The team arrived at that conclusion after flushing the flavin-rich extracellular, or supernatant, fluid from the fuel cell and replacing it with fresh medium. Explains Ringeisen, “We were expecting that if you flush the fuel cells to get rid of all the shuttling molecules, you’d still be able to get some current generation.” To the team’s surprise, however, the current vanished, even though phase-contrast images showed that nearly all the microbes at the windowed electrodes maintained direct contact. When the team reintroduced the supernatant fluid to the system, the current instantly returned to near its preflush levels.
Still, Ringeisen and Lieber are careful to note that their results can’t necessarily be generalized to all conditions. Both teams acknowledge that numerous factors—from the dissolved oxygen concentration to the type of electrode—are likely to affect a microbe’s respiratory behavior. The groups are now looking to collaborate to develop standardized, uniform protocols by which to grow and test their microbes.
Another challenge, assuming that the nanowires do conduct, is to identify the mechanism that enables them to do so. El-Naggar and Gorby suspect the appendages may comprise filaments of tightly packed metalloproteins called cytochromes. “Traditionally,” El-Naggar explains, “proteins are considered insulators or wide-bandgap semiconductors, but one can imagine that if there’s a unique organization of these electron-transport proteins coming together in a long chain, there may be a pathway for hopping of electrons.”

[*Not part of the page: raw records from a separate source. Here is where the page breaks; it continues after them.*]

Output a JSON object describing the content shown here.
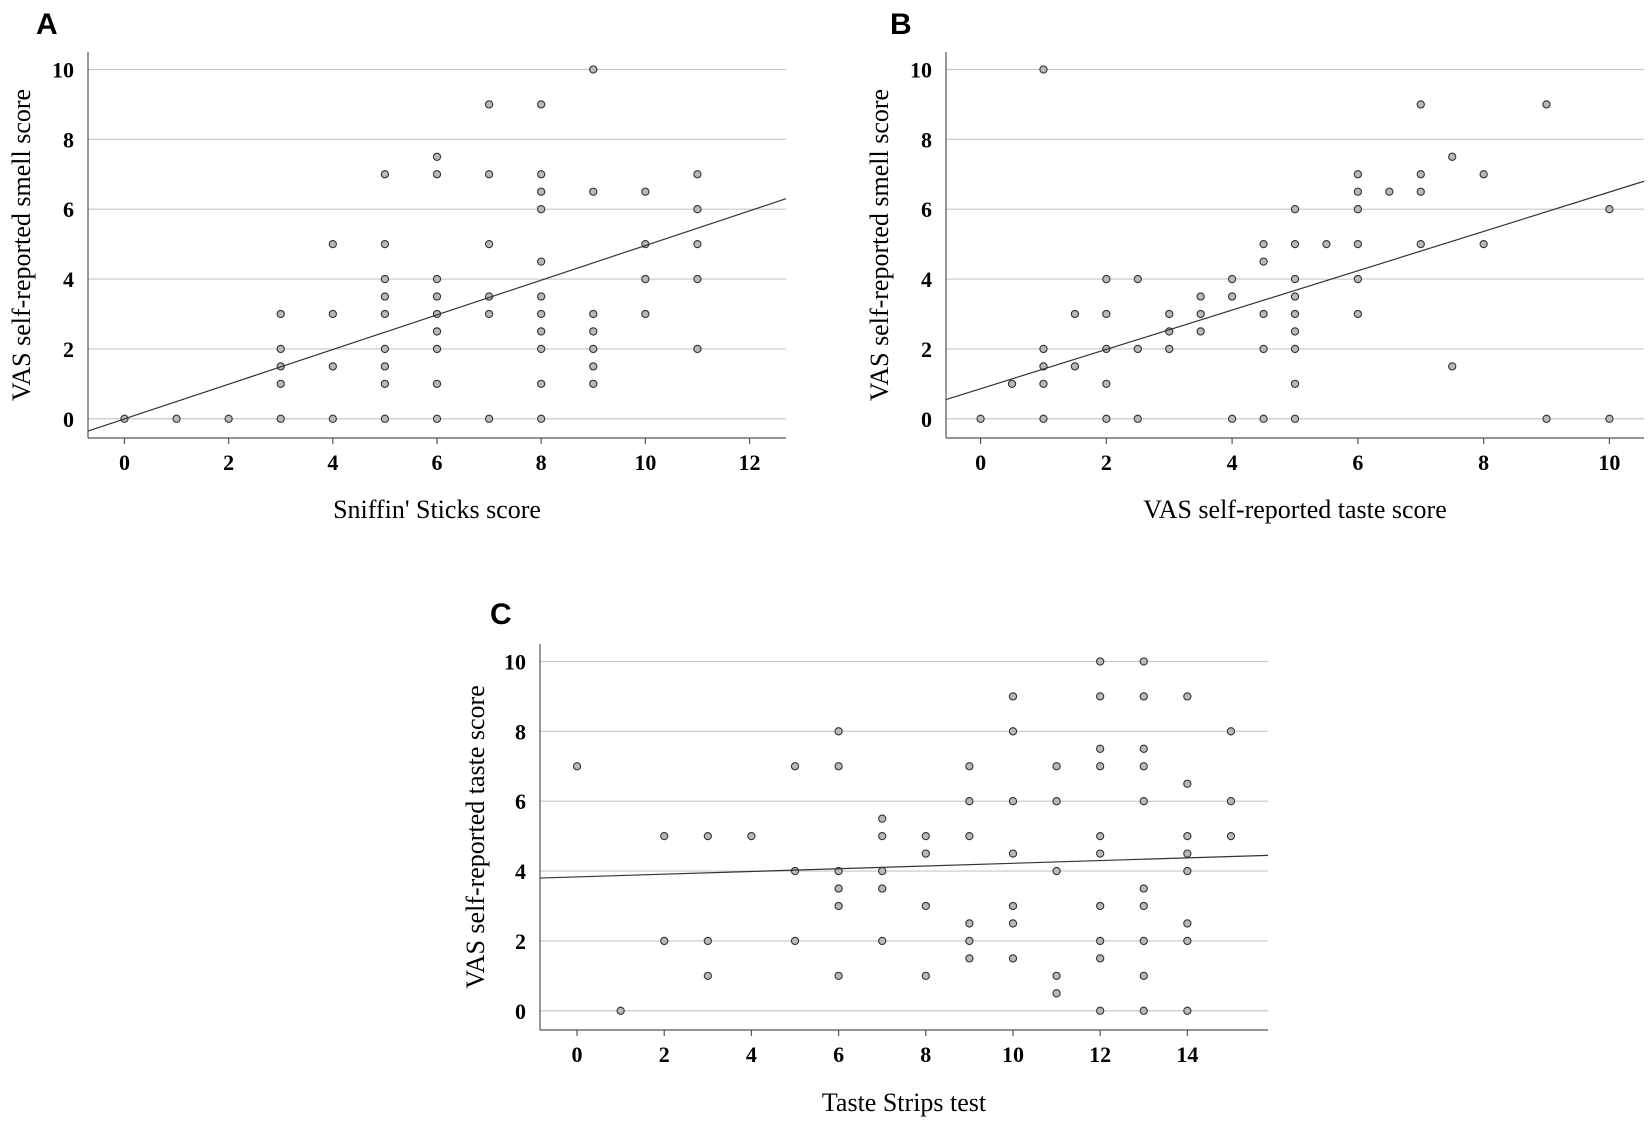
{
  "chart_data": [
    {
      "id": "A",
      "type": "scatter",
      "panel_label": "A",
      "xlabel": "Sniffin' Sticks score",
      "ylabel": "VAS self-reported smell score",
      "xlim": [
        -0.7,
        12.7
      ],
      "ylim": [
        -0.55,
        10.5
      ],
      "xticks": [
        0,
        2,
        4,
        6,
        8,
        10,
        12
      ],
      "yticks": [
        0,
        2,
        4,
        6,
        8,
        10
      ],
      "fit_line": {
        "x": [
          -0.7,
          12.7
        ],
        "y": [
          -0.35,
          6.3
        ]
      },
      "points": [
        [
          0,
          0
        ],
        [
          1,
          0
        ],
        [
          2,
          0
        ],
        [
          3,
          0
        ],
        [
          3,
          1
        ],
        [
          3,
          1.5
        ],
        [
          3,
          2
        ],
        [
          3,
          3
        ],
        [
          4,
          0
        ],
        [
          4,
          1.5
        ],
        [
          4,
          3
        ],
        [
          4,
          5
        ],
        [
          5,
          0
        ],
        [
          5,
          1
        ],
        [
          5,
          1.5
        ],
        [
          5,
          2
        ],
        [
          5,
          3
        ],
        [
          5,
          3.5
        ],
        [
          5,
          4
        ],
        [
          5,
          5
        ],
        [
          5,
          7
        ],
        [
          6,
          0
        ],
        [
          6,
          1
        ],
        [
          6,
          2
        ],
        [
          6,
          2.5
        ],
        [
          6,
          3
        ],
        [
          6,
          3.5
        ],
        [
          6,
          4
        ],
        [
          6,
          7
        ],
        [
          6,
          7.5
        ],
        [
          7,
          0
        ],
        [
          7,
          3
        ],
        [
          7,
          3.5
        ],
        [
          7,
          5
        ],
        [
          7,
          7
        ],
        [
          7,
          9
        ],
        [
          8,
          0
        ],
        [
          8,
          1
        ],
        [
          8,
          2
        ],
        [
          8,
          2.5
        ],
        [
          8,
          3
        ],
        [
          8,
          3.5
        ],
        [
          8,
          4.5
        ],
        [
          8,
          6
        ],
        [
          8,
          6.5
        ],
        [
          8,
          7
        ],
        [
          8,
          9
        ],
        [
          9,
          1
        ],
        [
          9,
          1.5
        ],
        [
          9,
          2
        ],
        [
          9,
          2.5
        ],
        [
          9,
          3
        ],
        [
          9,
          6.5
        ],
        [
          9,
          10
        ],
        [
          10,
          3
        ],
        [
          10,
          4
        ],
        [
          10,
          5
        ],
        [
          10,
          6.5
        ],
        [
          11,
          2
        ],
        [
          11,
          4
        ],
        [
          11,
          5
        ],
        [
          11,
          6
        ],
        [
          11,
          7
        ]
      ]
    },
    {
      "id": "B",
      "type": "scatter",
      "panel_label": "B",
      "xlabel": "VAS self-reported taste score",
      "ylabel": "VAS self-reported smell score",
      "xlim": [
        -0.55,
        10.55
      ],
      "ylim": [
        -0.55,
        10.5
      ],
      "xticks": [
        0,
        2,
        4,
        6,
        8,
        10
      ],
      "yticks": [
        0,
        2,
        4,
        6,
        8,
        10
      ],
      "fit_line": {
        "x": [
          -0.55,
          10.55
        ],
        "y": [
          0.55,
          6.8
        ]
      },
      "points": [
        [
          0,
          0
        ],
        [
          0.5,
          1
        ],
        [
          1,
          0
        ],
        [
          1,
          1
        ],
        [
          1,
          1.5
        ],
        [
          1,
          2
        ],
        [
          1,
          10
        ],
        [
          1.5,
          1.5
        ],
        [
          1.5,
          3
        ],
        [
          2,
          0
        ],
        [
          2,
          1
        ],
        [
          2,
          2
        ],
        [
          2,
          3
        ],
        [
          2,
          4
        ],
        [
          2.5,
          0
        ],
        [
          2.5,
          2
        ],
        [
          2.5,
          4
        ],
        [
          3,
          2
        ],
        [
          3,
          2.5
        ],
        [
          3,
          3
        ],
        [
          3.5,
          2.5
        ],
        [
          3.5,
          3
        ],
        [
          3.5,
          3.5
        ],
        [
          4,
          0
        ],
        [
          4,
          3.5
        ],
        [
          4,
          4
        ],
        [
          4.5,
          0
        ],
        [
          4.5,
          2
        ],
        [
          4.5,
          3
        ],
        [
          4.5,
          4.5
        ],
        [
          4.5,
          5
        ],
        [
          5,
          0
        ],
        [
          5,
          1
        ],
        [
          5,
          2
        ],
        [
          5,
          2.5
        ],
        [
          5,
          3
        ],
        [
          5,
          3.5
        ],
        [
          5,
          4
        ],
        [
          5,
          5
        ],
        [
          5,
          6
        ],
        [
          5.5,
          5
        ],
        [
          6,
          3
        ],
        [
          6,
          4
        ],
        [
          6,
          5
        ],
        [
          6,
          6
        ],
        [
          6,
          6.5
        ],
        [
          6,
          7
        ],
        [
          6.5,
          6.5
        ],
        [
          7,
          5
        ],
        [
          7,
          6.5
        ],
        [
          7,
          7
        ],
        [
          7,
          9
        ],
        [
          7.5,
          1.5
        ],
        [
          7.5,
          7.5
        ],
        [
          8,
          5
        ],
        [
          8,
          7
        ],
        [
          9,
          0
        ],
        [
          9,
          9
        ],
        [
          10,
          0
        ],
        [
          10,
          6
        ]
      ]
    },
    {
      "id": "C",
      "type": "scatter",
      "panel_label": "C",
      "xlabel": "Taste Strips test",
      "ylabel": "VAS self-reported taste score",
      "xlim": [
        -0.85,
        15.85
      ],
      "ylim": [
        -0.55,
        10.5
      ],
      "xticks": [
        0,
        2,
        4,
        6,
        8,
        10,
        12,
        14
      ],
      "yticks": [
        0,
        2,
        4,
        6,
        8,
        10
      ],
      "fit_line": {
        "x": [
          -0.85,
          15.85
        ],
        "y": [
          3.8,
          4.45
        ]
      },
      "points": [
        [
          0,
          7
        ],
        [
          1,
          0
        ],
        [
          2,
          2
        ],
        [
          2,
          5
        ],
        [
          3,
          1
        ],
        [
          3,
          2
        ],
        [
          3,
          5
        ],
        [
          4,
          5
        ],
        [
          5,
          2
        ],
        [
          5,
          4
        ],
        [
          5,
          7
        ],
        [
          6,
          1
        ],
        [
          6,
          3
        ],
        [
          6,
          3.5
        ],
        [
          6,
          4
        ],
        [
          6,
          7
        ],
        [
          6,
          8
        ],
        [
          7,
          2
        ],
        [
          7,
          3.5
        ],
        [
          7,
          4
        ],
        [
          7,
          5
        ],
        [
          7,
          5.5
        ],
        [
          8,
          1
        ],
        [
          8,
          3
        ],
        [
          8,
          4.5
        ],
        [
          8,
          5
        ],
        [
          9,
          1.5
        ],
        [
          9,
          2
        ],
        [
          9,
          2.5
        ],
        [
          9,
          5
        ],
        [
          9,
          6
        ],
        [
          9,
          7
        ],
        [
          10,
          1.5
        ],
        [
          10,
          2.5
        ],
        [
          10,
          3
        ],
        [
          10,
          4.5
        ],
        [
          10,
          6
        ],
        [
          10,
          8
        ],
        [
          10,
          9
        ],
        [
          11,
          0.5
        ],
        [
          11,
          1
        ],
        [
          11,
          4
        ],
        [
          11,
          6
        ],
        [
          11,
          7
        ],
        [
          12,
          0
        ],
        [
          12,
          1.5
        ],
        [
          12,
          2
        ],
        [
          12,
          3
        ],
        [
          12,
          4.5
        ],
        [
          12,
          5
        ],
        [
          12,
          7
        ],
        [
          12,
          7.5
        ],
        [
          12,
          9
        ],
        [
          12,
          10
        ],
        [
          13,
          0
        ],
        [
          13,
          1
        ],
        [
          13,
          2
        ],
        [
          13,
          3
        ],
        [
          13,
          3.5
        ],
        [
          13,
          6
        ],
        [
          13,
          7
        ],
        [
          13,
          7.5
        ],
        [
          13,
          9
        ],
        [
          13,
          10
        ],
        [
          14,
          0
        ],
        [
          14,
          2
        ],
        [
          14,
          2.5
        ],
        [
          14,
          4
        ],
        [
          14,
          4.5
        ],
        [
          14,
          5
        ],
        [
          14,
          6.5
        ],
        [
          14,
          9
        ],
        [
          15,
          5
        ],
        [
          15,
          6
        ],
        [
          15,
          8
        ]
      ]
    }
  ]
}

Ultimately, a better grasp of how microbes transfer electrons could help scientists identify ways to extract stronger currents from them. Existing microbial fuel cells are efficient but not powerful—they can’t yet compete with chemical, solid-oxide, or methanol fuel cells. Although we probably won’t be driving bacteria-powered cars in the near future, researchers may find more immediate use for the microbes in soil decontamination or remote underground sensing.
In any case, physicists and biologists alike can marvel at how nature has, yet again, achieved an engineering feat that humans aren’t likely to soon reproduce. “You can’t go in your nanofabrication facility and make a little 1-micron capacitor or a 1-micron battery that continuously produces electricity,” says Lieber. “But bacteria have figured out how to do this.”
References
1. X. Jiang et al., Proc. Natl. Acad. Sci. USA 107, 16806 (2010).